In a letter issued May 29, Archbishop Samuel J. Aquila and Denver Catholic Schools Superintendent Elias Moo announced plans to reopen Catholic schools for in-school learning for the 2020-21 school year. At the forefront of these plans is the health and safety of students and faculty.

“We will carry out in-person instruction with increased health protocols and processes to ensure that our schools are going above and beyond to protect the health of every member of our Catholic school community, especially our most high-risk members,” said Archbishop Aquila and Moo in their letter. “We are confident our schools’ protocols and processes will keep our school environments as healthy and as safe as possible for all members of our communities.”

To help ensure healthy school environments are maintained, a task force composed of school leaders, nurse practitioners, doctors and a virologist has been assembled. This group is working with schools to identify the best health measures and policies in preparation for the coming school year.

For those parents who may not feel comfortable sending their children to school for any in-school learning, the archdiocese and Office of Catholic Schools are also formulating a virtual distance-learning option. Families who are interested will still be able to receive instruction in core content areas while remaining connected to their local school community.
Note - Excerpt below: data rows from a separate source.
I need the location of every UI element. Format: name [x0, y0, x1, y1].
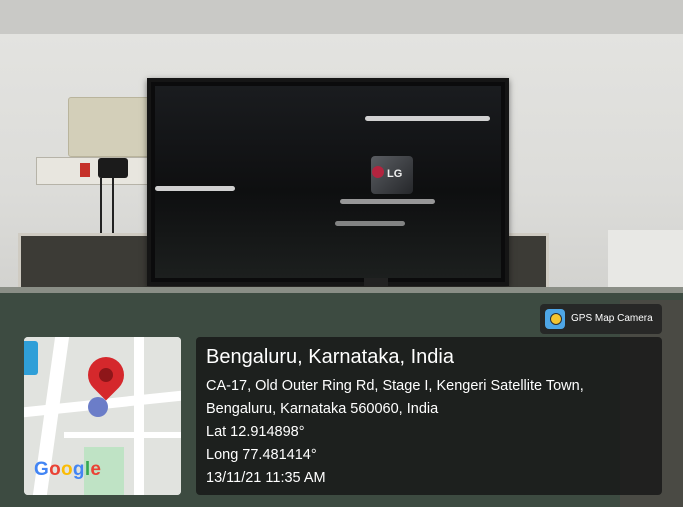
- light-reflection: [340, 199, 435, 204]
- map-road: [134, 337, 144, 495]
- light-reflection: [365, 116, 490, 121]
- power-plug: [98, 158, 128, 178]
- lg-logo: LG: [371, 156, 413, 194]
- tv-screen: LG: [155, 86, 501, 278]
- lg-logo-icon: [372, 166, 384, 178]
- electrical-panel-box: [68, 97, 154, 157]
- timestamp: 13/11/21 11:35 AM: [206, 470, 326, 486]
- tv-stand: [364, 278, 388, 286]
- gps-map-camera-app-icon: [545, 309, 565, 329]
- location-map-thumbnail: Google: [24, 337, 181, 495]
- window-right: [608, 230, 683, 294]
- red-switch: [80, 163, 90, 177]
- latitude: Lat 12.914898°: [206, 424, 305, 440]
- longitude: Long 77.481414°: [206, 447, 317, 463]
- gps-map-camera-badge: GPS Map Camera: [540, 304, 662, 334]
- light-reflection: [335, 221, 405, 226]
- television: LG: [147, 78, 509, 286]
- light-reflection: [155, 186, 235, 191]
- power-socket-strip: [36, 157, 150, 185]
- location-title: Bengaluru, Karnataka, India: [206, 346, 454, 368]
- google-logo: Google: [34, 459, 102, 480]
- ceiling: [0, 0, 683, 34]
- tv-brand-text: LG: [387, 168, 403, 180]
- badge-label: GPS Map Camera: [571, 313, 653, 324]
- map-road: [64, 432, 181, 438]
- location-info-panel: Bengaluru, Karnataka, India CA-17, Old O…: [196, 337, 662, 495]
- address-line-1: CA-17, Old Outer Ring Rd, Stage I, Kenge…: [206, 378, 584, 394]
- address-line-2: Bengaluru, Karnataka 560060, India: [206, 401, 439, 417]
- map-side-tab: [24, 341, 38, 375]
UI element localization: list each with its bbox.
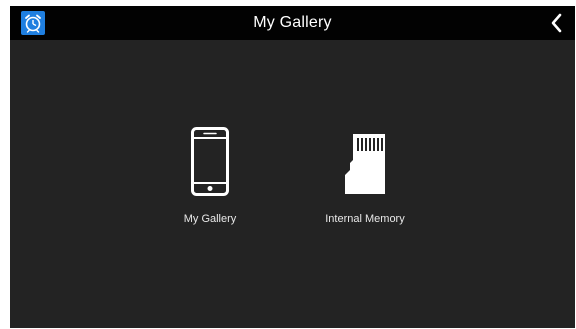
internal-memory-tile[interactable]: Internal Memory bbox=[310, 124, 420, 234]
sd-card-icon bbox=[345, 134, 385, 194]
internal-memory-label: Internal Memory bbox=[325, 213, 405, 225]
back-button[interactable] bbox=[547, 10, 567, 36]
chevron-left-icon bbox=[551, 13, 562, 33]
my-gallery-tile[interactable]: My Gallery bbox=[170, 124, 250, 234]
page-title: My Gallery bbox=[253, 14, 332, 31]
app-screen: My Gallery My Gallery Internal Memory bbox=[10, 6, 575, 328]
my-gallery-label: My Gallery bbox=[183, 213, 237, 225]
smartphone-icon bbox=[191, 127, 229, 196]
title-bar: My Gallery bbox=[10, 6, 575, 40]
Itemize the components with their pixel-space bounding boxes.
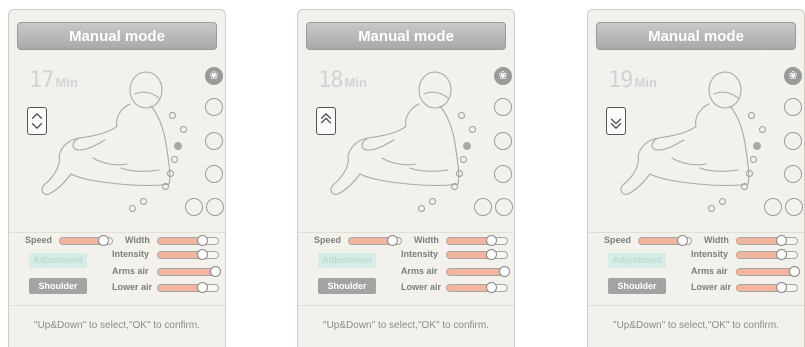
body-point bbox=[460, 156, 467, 163]
point-waist[interactable] bbox=[185, 198, 203, 216]
width-slider[interactable] bbox=[446, 235, 508, 246]
massage-hand-icon[interactable]: ❀ bbox=[205, 67, 223, 85]
manual-mode-title-button[interactable]: Manual mode bbox=[17, 22, 217, 50]
intensity-label: Intensity bbox=[112, 249, 150, 259]
intensity-slider[interactable] bbox=[736, 249, 798, 260]
body-point bbox=[171, 156, 178, 163]
manual-mode-panel-1: Manual mode 17 Min ❀ Speed Width Adjustm… bbox=[8, 9, 226, 347]
reclining-body-icon bbox=[330, 71, 460, 195]
body-point bbox=[719, 198, 726, 205]
body-point-active bbox=[753, 142, 761, 150]
intensity-label: Intensity bbox=[401, 249, 439, 259]
body-point bbox=[759, 126, 766, 133]
manual-mode-panel-3: Manual mode 19 Min ❀ Speed Width Adjustm… bbox=[587, 9, 805, 347]
arms-air-label: Arms air bbox=[691, 266, 728, 276]
arms-air-slider[interactable] bbox=[736, 266, 800, 277]
instruction-hint: "Up&Down" to select,"OK" to confirm. bbox=[34, 320, 200, 331]
body-point bbox=[708, 205, 715, 212]
body-point bbox=[458, 112, 465, 119]
speed-label: Speed bbox=[604, 235, 632, 245]
width-label: Width bbox=[704, 235, 729, 245]
body-point bbox=[129, 205, 136, 212]
reclining-body-icon bbox=[620, 71, 750, 195]
point-neck[interactable] bbox=[784, 98, 802, 116]
point-back[interactable] bbox=[494, 165, 512, 183]
speed-slider[interactable] bbox=[59, 235, 113, 246]
body-point bbox=[162, 183, 169, 190]
intensity-slider[interactable] bbox=[446, 249, 508, 260]
point-back[interactable] bbox=[784, 165, 802, 183]
reclining-body-icon bbox=[41, 71, 171, 195]
body-point bbox=[451, 183, 458, 190]
point-waist[interactable] bbox=[764, 198, 782, 216]
point-shoulder[interactable] bbox=[494, 132, 512, 150]
intensity-slider[interactable] bbox=[157, 249, 219, 260]
lower-air-label: Lower air bbox=[691, 282, 732, 292]
body-point bbox=[750, 156, 757, 163]
lower-air-slider[interactable] bbox=[157, 282, 219, 293]
arms-air-slider[interactable] bbox=[157, 266, 221, 277]
arms-air-slider[interactable] bbox=[446, 266, 510, 277]
point-shoulder[interactable] bbox=[205, 132, 223, 150]
point-shoulder[interactable] bbox=[784, 132, 802, 150]
body-point bbox=[429, 198, 436, 205]
lower-air-label: Lower air bbox=[112, 282, 153, 292]
body-point bbox=[418, 205, 425, 212]
massage-hand-icon[interactable]: ❀ bbox=[784, 67, 802, 85]
divider bbox=[588, 305, 804, 306]
body-point-active bbox=[174, 142, 182, 150]
body-point bbox=[741, 183, 748, 190]
body-point bbox=[167, 170, 174, 177]
speed-slider[interactable] bbox=[348, 235, 402, 246]
point-neck[interactable] bbox=[205, 98, 223, 116]
intensity-label: Intensity bbox=[691, 249, 729, 259]
shoulder-button[interactable]: Shoulder bbox=[29, 278, 87, 294]
body-point bbox=[469, 126, 476, 133]
body-point bbox=[140, 198, 147, 205]
divider bbox=[9, 305, 225, 306]
point-hip[interactable] bbox=[206, 198, 224, 216]
instruction-hint: "Up&Down" to select,"OK" to confirm. bbox=[323, 320, 489, 331]
lower-air-slider[interactable] bbox=[736, 282, 798, 293]
divider bbox=[588, 232, 804, 233]
divider bbox=[298, 232, 514, 233]
instruction-hint: "Up&Down" to select,"OK" to confirm. bbox=[613, 320, 779, 331]
lower-air-label: Lower air bbox=[401, 282, 442, 292]
point-hip[interactable] bbox=[785, 198, 803, 216]
divider bbox=[9, 232, 225, 233]
adjustment-button[interactable]: Adjustment bbox=[608, 253, 666, 268]
body-point bbox=[180, 126, 187, 133]
speed-label: Speed bbox=[314, 235, 342, 245]
point-waist[interactable] bbox=[474, 198, 492, 216]
massage-hand-icon[interactable]: ❀ bbox=[494, 67, 512, 85]
arms-air-label: Arms air bbox=[112, 266, 149, 276]
speed-label: Speed bbox=[25, 235, 53, 245]
shoulder-button[interactable]: Shoulder bbox=[608, 278, 666, 294]
manual-mode-panel-2: Manual mode 18 Min ❀ Speed Width Adjustm… bbox=[297, 9, 515, 347]
body-point bbox=[169, 112, 176, 119]
shoulder-button[interactable]: Shoulder bbox=[318, 278, 376, 294]
width-slider[interactable] bbox=[157, 235, 219, 246]
speed-slider[interactable] bbox=[638, 235, 692, 246]
body-point bbox=[748, 112, 755, 119]
point-hip[interactable] bbox=[495, 198, 513, 216]
lower-air-slider[interactable] bbox=[446, 282, 508, 293]
point-neck[interactable] bbox=[494, 98, 512, 116]
body-point bbox=[746, 170, 753, 177]
manual-mode-title-button[interactable]: Manual mode bbox=[306, 22, 506, 50]
width-label: Width bbox=[125, 235, 150, 245]
body-point-active bbox=[463, 142, 471, 150]
body-point bbox=[456, 170, 463, 177]
manual-mode-title-button[interactable]: Manual mode bbox=[596, 22, 796, 50]
width-label: Width bbox=[414, 235, 439, 245]
width-slider[interactable] bbox=[736, 235, 798, 246]
adjustment-button[interactable]: Adjustment bbox=[318, 253, 376, 268]
divider bbox=[298, 305, 514, 306]
arms-air-label: Arms air bbox=[401, 266, 438, 276]
point-back[interactable] bbox=[205, 165, 223, 183]
adjustment-button[interactable]: Adjustment bbox=[29, 253, 87, 268]
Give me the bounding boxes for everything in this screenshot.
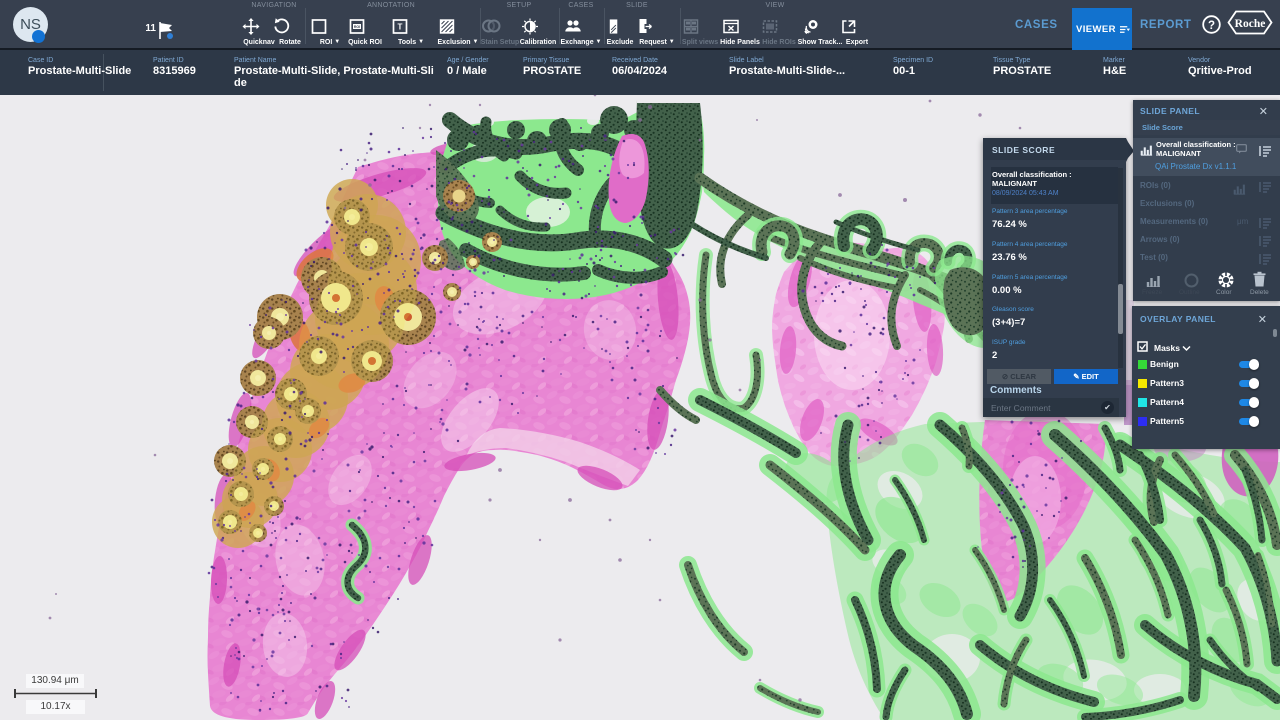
svg-text:T: T bbox=[398, 23, 403, 32]
svg-text:?: ? bbox=[1208, 20, 1215, 32]
svg-text:Roche: Roche bbox=[1235, 18, 1266, 30]
svg-text:ROI: ROI bbox=[354, 25, 360, 29]
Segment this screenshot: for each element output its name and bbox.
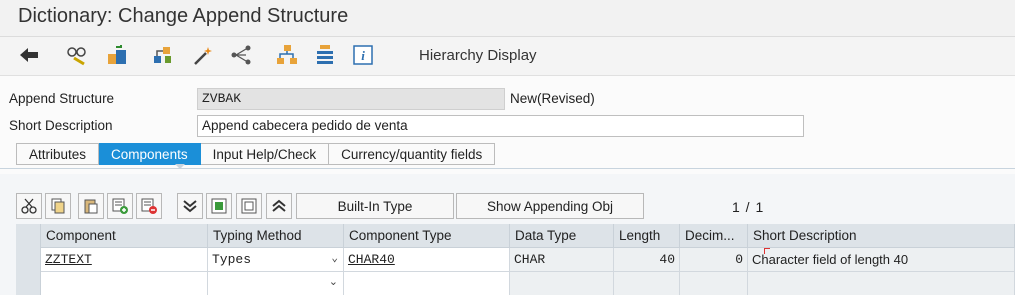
svg-text:i: i bbox=[361, 48, 365, 63]
insert-row-icon[interactable] bbox=[107, 193, 133, 219]
column-header-data-type[interactable]: Data Type bbox=[510, 224, 614, 248]
status-text: New(Revised) bbox=[510, 91, 595, 106]
column-header-typing-method[interactable]: Typing Method bbox=[208, 224, 344, 248]
column-header-decimals[interactable]: Decim... bbox=[680, 224, 748, 248]
cell-component-type-empty[interactable] bbox=[344, 272, 510, 295]
title-bar: Dictionary: Change Append Structure bbox=[0, 0, 1015, 37]
cut-icon[interactable] bbox=[16, 193, 42, 219]
insert-include-icon[interactable] bbox=[206, 193, 232, 219]
collapse-up-icon[interactable] bbox=[266, 193, 292, 219]
cell-data-type-empty bbox=[510, 272, 614, 295]
cell-length-empty bbox=[614, 272, 680, 295]
show-appending-obj-button[interactable]: Show Appending Obj bbox=[456, 193, 644, 219]
table-toolbar: Built-In Type Show Appending Obj 1 / 1 bbox=[0, 188, 1015, 222]
cell-short-description-empty[interactable] bbox=[748, 272, 1015, 295]
cursor-marker bbox=[764, 248, 770, 254]
cell-decimals: 0 bbox=[680, 248, 748, 272]
info-icon[interactable]: i bbox=[350, 43, 376, 67]
chevron-down-icon[interactable]: ⌄ bbox=[329, 275, 338, 288]
cell-data-type: CHAR bbox=[510, 248, 614, 272]
page-indicator: 1 / 1 bbox=[732, 199, 765, 215]
hierarchy-display-button[interactable]: Hierarchy Display bbox=[419, 47, 537, 64]
column-header-component-type[interactable]: Component Type bbox=[344, 224, 510, 248]
short-description-field[interactable]: Append cabecera pedido de venta bbox=[197, 115, 804, 137]
cell-component[interactable]: ZZTEXT bbox=[41, 248, 208, 272]
collapse-down-icon[interactable] bbox=[177, 193, 203, 219]
paste-icon[interactable] bbox=[78, 193, 104, 219]
delete-row-icon[interactable] bbox=[136, 193, 162, 219]
tab-separator bbox=[0, 168, 1015, 169]
stack-icon[interactable] bbox=[312, 43, 338, 67]
back-arrow-icon[interactable] bbox=[16, 43, 42, 67]
cell-short-description[interactable]: Character field of length 40 bbox=[748, 248, 1015, 272]
cell-typing-method-empty[interactable]: ⌄ bbox=[208, 272, 344, 295]
typing-method-value: Types bbox=[212, 252, 252, 267]
application-toolbar: i Hierarchy Display bbox=[0, 37, 1015, 76]
copy-icon[interactable] bbox=[45, 193, 71, 219]
page-title: Dictionary: Change Append Structure bbox=[18, 5, 349, 27]
cell-component-type[interactable]: CHAR40 bbox=[344, 248, 510, 272]
tab-currency-quantity-fields[interactable]: Currency/quantity fields bbox=[329, 143, 496, 165]
cell-component-empty[interactable] bbox=[41, 272, 208, 295]
column-header-length[interactable]: Length bbox=[614, 224, 680, 248]
components-table: Component Typing Method Component Type D… bbox=[16, 224, 1015, 295]
tab-attributes[interactable]: Attributes bbox=[16, 143, 100, 165]
built-in-type-button[interactable]: Built-In Type bbox=[296, 193, 454, 219]
cell-decimals-empty bbox=[680, 272, 748, 295]
where-used-icon[interactable] bbox=[150, 43, 176, 67]
tab-input-help-check[interactable]: Input Help/Check bbox=[200, 143, 330, 165]
short-description-label: Short Description bbox=[9, 118, 113, 133]
row-selector-column[interactable] bbox=[16, 224, 41, 295]
expand-include-icon[interactable] bbox=[236, 193, 262, 219]
cell-typing-method[interactable]: Types ⌄ bbox=[208, 248, 344, 272]
column-header-component[interactable]: Component bbox=[41, 224, 208, 248]
magic-wand-icon[interactable] bbox=[190, 43, 216, 67]
column-header-short-description[interactable]: Short Description bbox=[748, 224, 1015, 248]
navigation-icon[interactable] bbox=[228, 43, 254, 67]
append-structure-field[interactable]: ZVBAK bbox=[197, 88, 505, 110]
chevron-down-icon[interactable]: ⌄ bbox=[331, 251, 338, 265]
active-tab-caret bbox=[175, 164, 185, 169]
cell-length: 40 bbox=[614, 248, 680, 272]
append-structure-label: Append Structure bbox=[9, 91, 115, 106]
hierarchy-icon[interactable] bbox=[274, 43, 300, 67]
tab-strip: Attributes Components Input Help/Check C… bbox=[16, 143, 496, 165]
activate-icon[interactable] bbox=[104, 43, 130, 67]
display-change-icon[interactable] bbox=[64, 43, 90, 67]
tab-components[interactable]: Components bbox=[99, 143, 201, 165]
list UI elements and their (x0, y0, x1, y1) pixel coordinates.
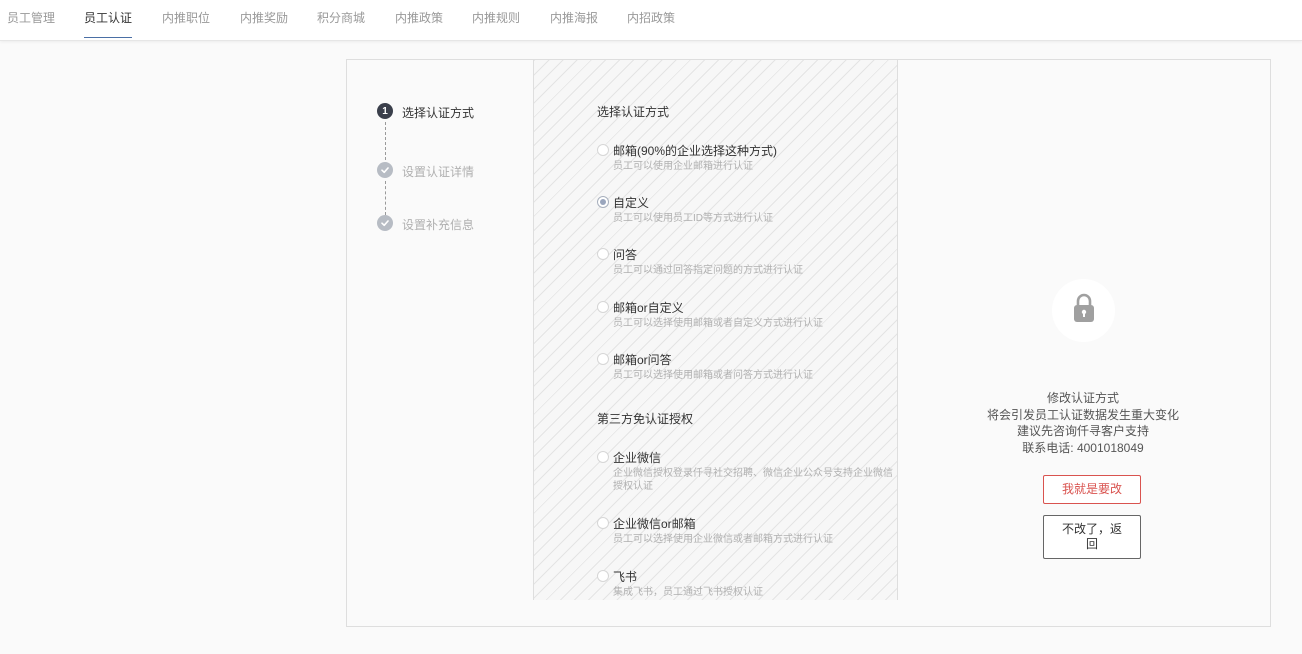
lock-badge (1052, 279, 1115, 342)
option-title: 邮箱(90%的企业选择这种方式) (613, 144, 778, 158)
radio-button[interactable] (597, 570, 609, 582)
option-description: 集成飞书，员工通过飞书授权认证 (613, 587, 763, 598)
option-title: 企业微信or邮箱 (613, 517, 696, 531)
check-icon (377, 162, 393, 178)
option-title: 问答 (613, 248, 638, 262)
step-label: 选择认证方式 (402, 106, 475, 120)
change-warning-notice: 修改认证方式 将会引发员工认证数据发生重大变化 建议先咨询仟寻客户支持 联系电话… (973, 390, 1193, 456)
tab-employee-management[interactable]: 员工管理 (7, 0, 55, 40)
radio-button[interactable] (597, 517, 609, 529)
option-description: 员工可以通过回答指定问题的方式进行认证 (613, 265, 803, 276)
check-icon (377, 215, 393, 231)
radio-button[interactable] (597, 301, 609, 313)
option-title: 飞书 (613, 570, 638, 584)
cancel-back-button[interactable]: 不改了，返回 (1043, 515, 1141, 559)
option-description: 员工可以选择使用邮箱或者自定义方式进行认证 (613, 318, 823, 329)
option-description: 员工可以使用企业邮箱进行认证 (613, 161, 753, 172)
tab-referral-rules[interactable]: 内推规则 (472, 0, 520, 40)
lock-icon (1072, 292, 1096, 329)
tab-referral-poster[interactable]: 内推海报 (550, 0, 598, 40)
confirm-change-button[interactable]: 我就是要改 (1043, 475, 1141, 504)
section-title-third-party: 第三方免认证授权 (597, 412, 694, 426)
option-description: 员工可以使用员工ID等方式进行认证 (613, 213, 773, 224)
step-number-badge: 1 (377, 103, 393, 119)
step-connector (385, 181, 386, 215)
contact-phone: 联系电话: 4001018049 (1022, 440, 1144, 455)
option-description: 员工可以选择使用邮箱或者问答方式进行认证 (613, 370, 813, 381)
tab-points-mall[interactable]: 积分商城 (317, 0, 365, 40)
top-tab-bar: 员工管理 员工认证 内推职位 内推奖励 积分商城 内推政策 内推规则 内推海报 … (0, 0, 1302, 41)
step-label: 设置认证详情 (402, 165, 475, 179)
radio-button[interactable] (597, 451, 609, 463)
tab-internal-recruit-policy[interactable]: 内招政策 (627, 0, 675, 40)
tab-referral-positions[interactable]: 内推职位 (162, 0, 210, 40)
option-title: 自定义 (613, 196, 650, 210)
radio-button[interactable] (597, 353, 609, 365)
option-title: 企业微信 (613, 451, 662, 465)
verification-options-list: 选择认证方式 邮箱(90%的企业选择这种方式) 员工可以使用企业邮箱进行认证 自… (533, 60, 898, 600)
notice-line: 将会引发员工认证数据发生重大变化 (986, 407, 1179, 422)
option-description: 员工可以选择使用企业微信或者邮箱方式进行认证 (613, 534, 833, 545)
radio-button[interactable] (597, 248, 609, 260)
tab-referral-rewards[interactable]: 内推奖励 (240, 0, 288, 40)
radio-button[interactable] (597, 196, 609, 208)
verification-panel: 1 选择认证方式 设置认证详情 设置补充信息 选择认证方式 邮箱(90%的企业选… (346, 59, 1271, 627)
notice-line: 建议先咨询仟寻客户支持 (1016, 424, 1149, 438)
tab-referral-policy[interactable]: 内推政策 (395, 0, 443, 40)
step-connector (385, 122, 386, 160)
notice-line: 修改认证方式 (1046, 391, 1119, 405)
tab-employee-verification[interactable]: 员工认证 (84, 0, 133, 40)
step-label: 设置补充信息 (402, 218, 475, 232)
option-description: 企业微信授权登录仟寻社交招聘、微信企业公众号支持企业微信授权认证 (613, 468, 893, 492)
section-title-methods: 选择认证方式 (597, 105, 670, 119)
option-title: 邮箱or问答 (613, 353, 672, 367)
radio-button[interactable] (597, 144, 609, 156)
option-title: 邮箱or自定义 (613, 301, 684, 315)
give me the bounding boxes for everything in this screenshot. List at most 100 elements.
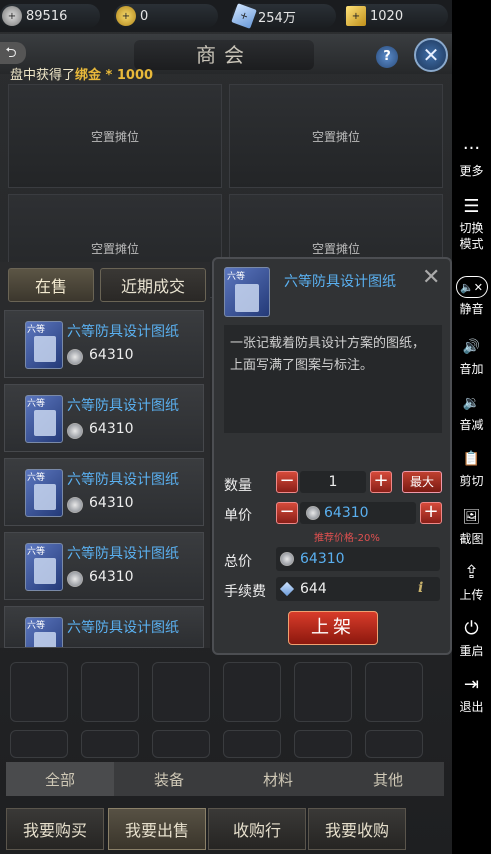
unit-price-label: 单价 bbox=[224, 508, 252, 524]
dialog-item-name: 六等防具设计图纸 bbox=[284, 274, 396, 290]
silver-coin-icon bbox=[67, 571, 83, 587]
silver-coin-icon: + bbox=[2, 6, 22, 26]
clipboard-button[interactable]: 📋 剪切 bbox=[452, 448, 491, 489]
category-all[interactable]: 全部 bbox=[6, 762, 114, 796]
volume-up-icon: 🔊 bbox=[462, 339, 481, 355]
item-name: 六等防具设计图纸 bbox=[67, 546, 179, 562]
item-name: 六等防具设计图纸 bbox=[67, 472, 179, 488]
inventory-slot[interactable] bbox=[294, 730, 352, 758]
tab-purchase-house[interactable]: 收购行 bbox=[208, 808, 306, 850]
exit-icon: ⇥ bbox=[463, 674, 480, 695]
list-for-sale-button[interactable]: 上架 bbox=[288, 611, 378, 645]
silver-coin-icon bbox=[280, 552, 294, 566]
close-icon[interactable]: ✕ bbox=[422, 265, 440, 290]
more-button[interactable]: ··· 更多 bbox=[452, 138, 491, 179]
silver-coin-icon bbox=[67, 349, 83, 365]
inventory-slot[interactable] bbox=[81, 662, 139, 722]
list-item[interactable]: 六等 六等防具设计图纸 64310 bbox=[4, 384, 204, 452]
inventory-slot[interactable] bbox=[81, 730, 139, 758]
empty-stall[interactable]: 空置摊位 bbox=[229, 84, 443, 188]
diamond-resource[interactable]: +254万 bbox=[231, 3, 336, 29]
upload-button[interactable]: ⇪ 上传 bbox=[452, 562, 491, 603]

More details on this option will be available at the end of June.

Recognizing the unique challenges parents have faced over these past few months as schools have been closed due to the COVID-19 pandemic, Archbishop Aquila and Moo expressed sincere gratitude for their increased efforts in making distance learning a success.

“None of this would have been possible without the incredible efforts made by our parents to play an even bigger role in their children’s education,” they said. “While balancing your own work, caring for your families and other day-to-day responsibilities, you have stepped up to make sure we had a productive finish to the school year.”

Given the fluidity of the COVID-19 pandemic, Archbishop Aquila and Moo said that Catholic schools will continue to abide by mandated health protocols while working to keep Catholic schools operating for the good of the communities they serve.

“Our Catholic schools are a critical part of the educational ecosystem and fabric of our state, and we remain committed to working in a spirit of cooperation with our local and state officials when possible as we all seek to advance the common good of our communities,” they concluded.

As plans for reopening Denver’s Catholic schools are continually developed, parents are invited to participate in a survey to help school leadership consider the needs of the community so they can open schools in the safest possible manner. The survey can be accessed by visiting denvercatholicschools.com.